If you're visiting the South Rim at Grand Canyon National Park this summer and you aren't spending the night in the park, the NPS has a way to help you avoid waiting in a string of cars at the park entrance—and wasting time looking for a parking space once you arrive. Here's what you need to know about the free NPS shuttle to and from the neighboring town of Tusayan.
There's no doubt the Grand Canyon is a unique and magnificent destination, but like many other parks, the area faces an ongoing challenge for visitors and staff alike: traffic. The park has made excellent progress in recent years in rerouting key roads and providing additional parking, but perhaps the greatest improvements have come from the free shuttle bus service on the South Rim.
Here's a tip for any visit to the South Rim: park your vehicle when you arrive at your campsite or hotel and ride the free park shuttles. If you're not staying overnight in the park, the NPS has another great option if you arrive by vehicle between May 15 and September 12: free shuttle service between the gateway community of Tusayan and the Grand Canyon Visitor Center.
If you're driving to the Canyon from the south, as most visitors do, you'll pass through Tusayan shortly before reaching the entrance to the park. The idea of encouraging visitors to leave their vehicles just outside the park and take a shuttle to destinations inside the park has been around for a number of years, and a test of the concept finally got underway two years ago. According to the park staff, the results were promising.
During the last two summer seasons the National Park Service provided this voluntary shuttle service under a pilot program designed to test the feasibility and evaluate the effectiveness of providing the service between the community of Tusayan and the Grand Canyon Visitor Center on the park’s South Rim.
Each pilot season consisted of approximately 16 weeks and during each season; over 100,000 riders boarded the system, representing a reduction of approximately 17,500 cars entering the park. In addition, in surveys of shuttle riders conducted during both pilot seasons by the National Park Service, over 90 percent of riders indicated that they were satisfied with the service and would likely use it again.
Based on ridership and positive feedback from both visitors and the community of Tusayan during the pilot period, the National Park Service intends to offer this shuttle service in the future on a seasonal basis.
Steve Martin, Superintendent of Grand Canyon National Park, said, “We are pleased to be able to offer this service to our park visitors. The pilot program proved to be very successful with many visitors taking advantage of the service to travel from Tusayan into the park, and from the park into Tusayan thereby reducing crowding and further helping protect park resources. We appreciate the cooperation of our partners in the Tusayan community and hope visitors will continue to use and enjoy this service.”
So, why should you give it a try—and how does the system work?
The Tusayan Shuttle offers at least two pluses for anyone making a day trip into the park: they allow you to avoid potential delays at the entrance into the park—and skip the search for a parking space once you're inside.
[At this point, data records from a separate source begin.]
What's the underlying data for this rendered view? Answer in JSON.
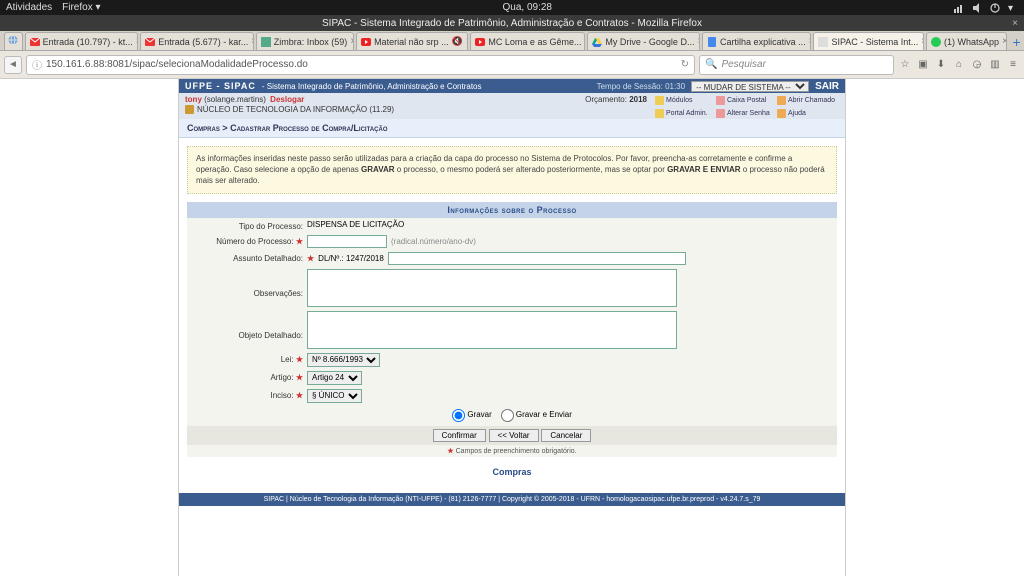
{
  "os": {
    "activities": "Atividades",
    "app": "Firefox ▾",
    "clock": "Qua, 09:28"
  },
  "firefox": {
    "window_title": "SIPAC - Sistema Integrado de Patrimônio, Administração e Contratos - Mozilla Firefox",
    "tabs": [
      {
        "label": "Entrada (10.797) - kt...",
        "icon": "gmail"
      },
      {
        "label": "Entrada (5.677) - kar...",
        "icon": "gmail"
      },
      {
        "label": "Zimbra: Inbox (59)",
        "icon": "zimbra"
      },
      {
        "label": "Material não srp ...",
        "icon": "youtube"
      },
      {
        "label": "MC Loma e as Gême...",
        "icon": "youtube"
      },
      {
        "label": "My Drive - Google D...",
        "icon": "drive"
      },
      {
        "label": "Cartilha explicativa ...",
        "icon": "doc"
      },
      {
        "label": "SIPAC - Sistema Int...",
        "icon": "sipac",
        "active": true
      },
      {
        "label": "(1) WhatsApp",
        "icon": "whatsapp"
      }
    ],
    "url": "150.161.6.88:8081/sipac/selecionaModalidadeProcesso.do",
    "search_placeholder": "Pesquisar"
  },
  "header": {
    "title": "UFPE - SIPAC",
    "subtitle": "- Sistema Integrado de Patrimônio, Administração e Contratos",
    "session": "Tempo de Sessão: 01:30",
    "sys_select": "-- MUDAR DE SISTEMA --",
    "sair": "SAIR",
    "user_prefix": "tony",
    "user_name": "(solange.martins)",
    "user_logout": "Deslogar",
    "unit": "NÚCLEO DE TECNOLOGIA DA INFORMAÇÃO (11.29)",
    "orcamento_label": "Orçamento:",
    "orcamento_year": "2018",
    "links": [
      {
        "label": "Módulos"
      },
      {
        "label": "Caixa Postal"
      },
      {
        "label": "Abrir Chamado"
      },
      {
        "label": "Portal Admin."
      },
      {
        "label": "Alterar Senha"
      },
      {
        "label": "Ajuda"
      }
    ]
  },
  "breadcrumb": "Compras > Cadastrar Processo de Compra/Licitação",
  "infobox": {
    "text1": "As informações inseridas neste passo serão utilizadas para a criação da capa do processo no Sistema de Protocolos. Por favor, preencha-as corretamente e confirme a operação. Caso selecione a opção de apenas ",
    "bold1": "GRAVAR",
    "text2": " o processo, o mesmo poderá ser alterado posteriormente, mas se optar por ",
    "bold2": "GRAVAR E ENVIAR",
    "text3": " o processo não poderá mais ser alterado."
  },
  "section_title": "Informações sobre o Processo",
  "form": {
    "tipo_label": "Tipo do Processo:",
    "tipo_value": "DISPENSA DE LICITAÇÃO",
    "numero_label": "Número do Processo:",
    "numero_hint": "(radical.número/ano-dv)",
    "assunto_label": "Assunto Detalhado:",
    "assunto_prefix": "DL/Nº.: 1247/2018",
    "obs_label": "Observações:",
    "objeto_label": "Objeto Detalhado:",
    "lei_label": "Lei:",
    "lei_value": "Nº 8.666/1993",
    "artigo_label": "Artigo:",
    "artigo_value": "Artigo 24",
    "inciso_label": "Inciso:",
    "inciso_value": "§ ÚNICO",
    "radio_gravar": "Gravar",
    "radio_gravar_enviar": "Gravar e Enviar",
    "btn_confirmar": "Confirmar",
    "btn_voltar": "<< Voltar",
    "btn_cancelar": "Cancelar",
    "req_note": "Campos de preenchimento obrigatório.",
    "compras_link": "Compras"
  },
  "footer": "SIPAC | Núcleo de Tecnologia da Informação (NTI-UFPE) - (81) 2126-7777 | Copyright © 2005-2018 - UFRN - homologacaosipac.ufpe.br.preprod - v4.24.7.s_79"
}
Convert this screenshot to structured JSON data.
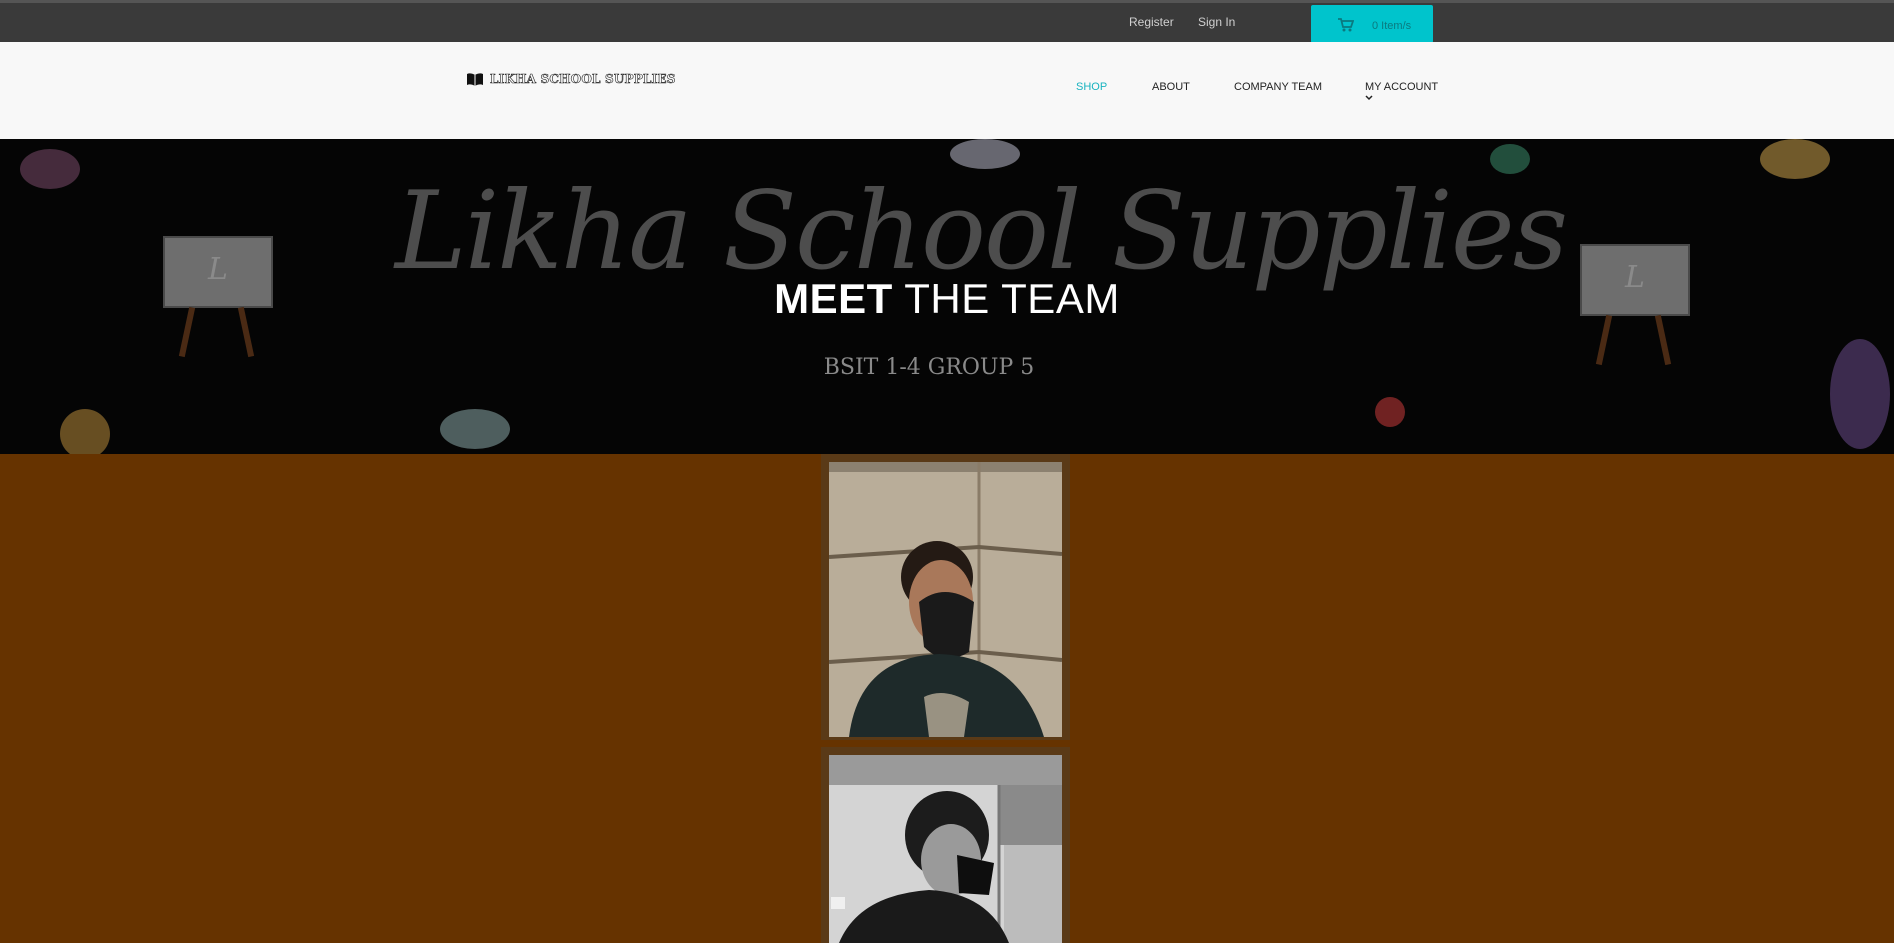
{
  "topbar": {
    "register": "Register",
    "signin": "Sign In",
    "cart_label": "0 Item/s",
    "cart_color": "#00c4cc"
  },
  "header": {
    "logo_text": "LIKHA SCHOOL SUPPLIES",
    "nav": {
      "shop": "SHOP",
      "about": "ABOUT",
      "team": "COMPANY TEAM",
      "account": "MY ACCOUNT"
    },
    "active_color": "#19b3c0"
  },
  "hero": {
    "bg_text": "Likha School Supplies",
    "title_bold": "MEET",
    "title_rest": " THE TEAM",
    "subtitle": "BSIT 1-4 GROUP 5"
  },
  "team": {
    "background_color": "#663300",
    "members": [
      {
        "photo": "person-wearing-black-mask-photo"
      },
      {
        "photo": "person-grayscale-side-profile-photo"
      }
    ]
  }
}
Buses will run at 15 minute intervals between 8:00 a.m. and 9:30 p.m. between May 15 and September 12. Once you're in the park, the Tusayan shuttle connects with other routes that take you throughout the Village, to key trailheads and along the scenic Hermit's Rest Road.
The shuttle buses will make four stops in Tusayan including the IMAX Theater, R.P.’s Stage Stop, Squire Inn, Airport (Grand Canyon Airlines terminal) and Western Discovery Museum (in the same location as the former Canyon Flight Trading Company stop). Public parking is available at IMAX, RP’s and the Airport.
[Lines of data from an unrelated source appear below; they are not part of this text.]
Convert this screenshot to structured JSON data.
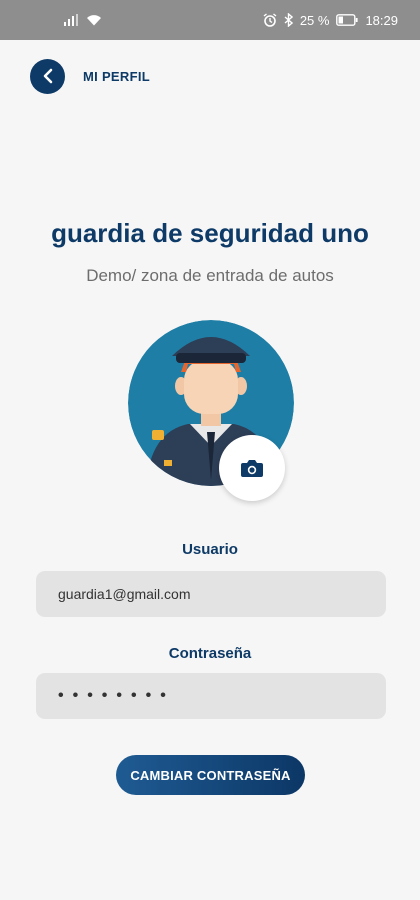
{
  "status_bar": {
    "battery": "25 %",
    "time": "18:29",
    "icons": [
      "signal-icon",
      "wifi-icon",
      "alarm-icon",
      "bluetooth-icon",
      "battery-icon"
    ]
  },
  "header": {
    "back_icon": "chevron-left-icon",
    "title": "MI PERFIL"
  },
  "profile": {
    "name": "guardia de seguridad uno",
    "zone": "Demo/ zona de entrada de autos",
    "avatar": "security-guard-avatar",
    "camera_icon": "camera-icon"
  },
  "form": {
    "user_label": "Usuario",
    "user_value": "guardia1@gmail.com",
    "password_label": "Contraseña",
    "password_value": "••••••••"
  },
  "actions": {
    "change_password_label": "CAMBIAR CONTRASEÑA"
  },
  "colors": {
    "primary": "#0e3a67",
    "avatar_bg": "#1f7ea6",
    "field_bg": "#e3e3e3",
    "background": "#f6f6f6"
  }
}
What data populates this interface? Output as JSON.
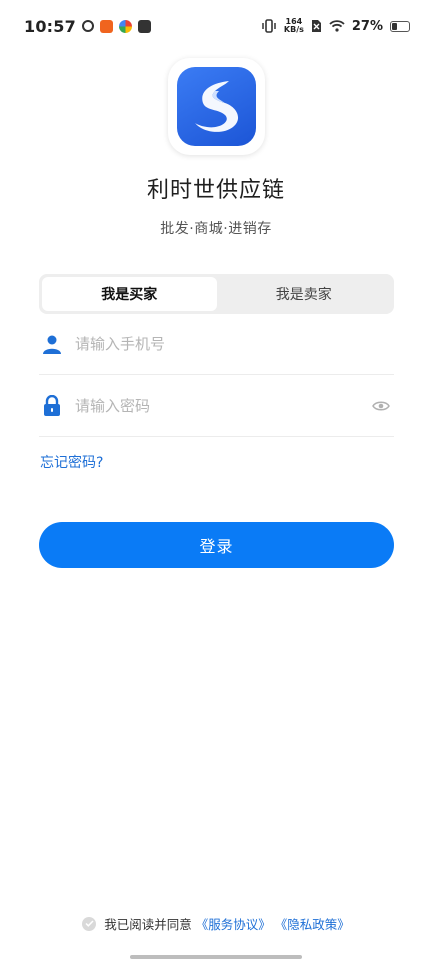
{
  "status_bar": {
    "time": "10:57",
    "net_speed_value": "164",
    "net_speed_unit": "KB/s",
    "battery": "27%"
  },
  "app": {
    "name": "利时世供应链",
    "slogan": "批发·商城·进销存"
  },
  "tabs": [
    {
      "label": "我是买家",
      "active": true
    },
    {
      "label": "我是卖家",
      "active": false
    }
  ],
  "form": {
    "phone_placeholder": "请输入手机号",
    "password_placeholder": "请输入密码",
    "forgot_label": "忘记密码?",
    "login_label": "登录"
  },
  "agreement": {
    "prefix": "我已阅读并同意",
    "service_link": "《服务协议》",
    "privacy_link": "《隐私政策》"
  },
  "colors": {
    "primary": "#0a7bf6",
    "link": "#1e6fd6",
    "logo_blue": "#1c55d6"
  },
  "icons": {
    "phone_field": "user-icon",
    "password_field": "lock-icon",
    "toggle_password": "eye-icon",
    "agreement_check": "check-circle-icon"
  }
}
There may be some temporary adjustments to these stops during the summer, due to work by the Arizona Department of Transportation on a street improvement project in Tusayan throughout the summer. Any changes to the shuttle bus stops during construction will be signed accordingly.
The park staff also offers the following information about entrance fees for shuttle riders:
Those taking advantage of this voluntary service by parking in Tusayan and riding the shuttle bus into Grand Canyon National Park’s south entrance will have expedited entry into the park and will be able to connect with the park’s free shuttle bus system at the Grand Canyon Visitor Center. This service is provided free of charge; however, visitors entering the park via shuttle bus will need to purchase their entrance pass in advance.
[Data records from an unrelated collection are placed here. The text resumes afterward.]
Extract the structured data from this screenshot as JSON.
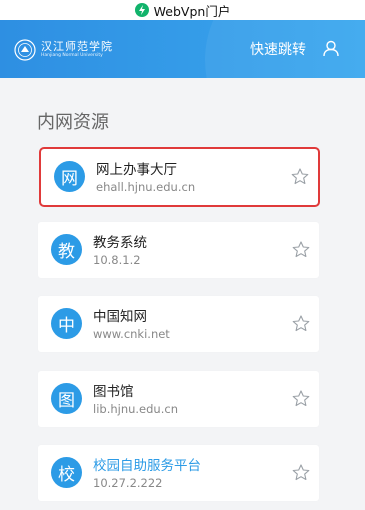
{
  "status": {
    "app_title": "WebVpn门户"
  },
  "header": {
    "logo_cn": "汉江师范学院",
    "logo_en": "Hanjiang Normal University",
    "quick_jump": "快速跳转"
  },
  "section": {
    "title": "内网资源"
  },
  "resources": [
    {
      "badge": "网",
      "name": "网上办事大厅",
      "address": "ehall.hjnu.edu.cn"
    },
    {
      "badge": "教",
      "name": "教务系统",
      "address": "10.8.1.2"
    },
    {
      "badge": "中",
      "name": "中国知网",
      "address": "www.cnki.net"
    },
    {
      "badge": "图",
      "name": "图书馆",
      "address": "lib.hjnu.edu.cn"
    },
    {
      "badge": "校",
      "name": "校园自助服务平台",
      "address": "10.27.2.222"
    }
  ],
  "colors": {
    "header": "#2f9ae7",
    "badge": "#2c9be6",
    "highlight": "#e03a3a",
    "accent_text": "#2c9be6"
  },
  "icons": {
    "status": "shield-icon",
    "user": "user-icon",
    "favorite": "star-outline-icon"
  }
}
Entrance passes can be purchased at most of the hotels in Tusayan, including the Best Western Grand Canyon Squire Inn, the Grand, Grand Canyon Red Feather Lodge and the Quality Inn. Entrance passes can also be purchased at the IMAX Theater, R.P.’s Stage Stop and Grand Canyon National Park Airport at the Grand Canyon Airlines terminal. Entrance passes purchased at these locations are valid for shuttle bus or private vehicle entry for seven days and are accepted at any of the Grand Canyon National Park’s entrance stations.
Those holding a valid America the Beautiful National Park and Federal Recreation Lands Pass or other valid pass will not need to purchase an additional entrance pass. Visitors leaving from the park to visit Tusayan are asked to bring their valid entrance passes with them if they are planning on re-entering the park
Informational signs with information about the shuttle route and designated parking locations are posted along Highway 64 south of Tusayan, as well as at various locations in Tusayan.
National Park Service buses are easily identifiable by their color scheme and labeling, and they offer a plus for the environment as well—they're fueled with clean burning compressed natural gas. The buses are all wheelchair accessible and are equipped with bike racks.
Information regarding this route and the park’s other shuttle bus routes which run throughout the South Rim area, including shuttle bus stops, parking locations, routes and schedules, is available on the park website and in The Guide, a free park publication offered by the National Park Service. You can download a copy prior to your visit, or pick up a paper version at park entrance stations, visitor centers, and entrance pass purchase locations.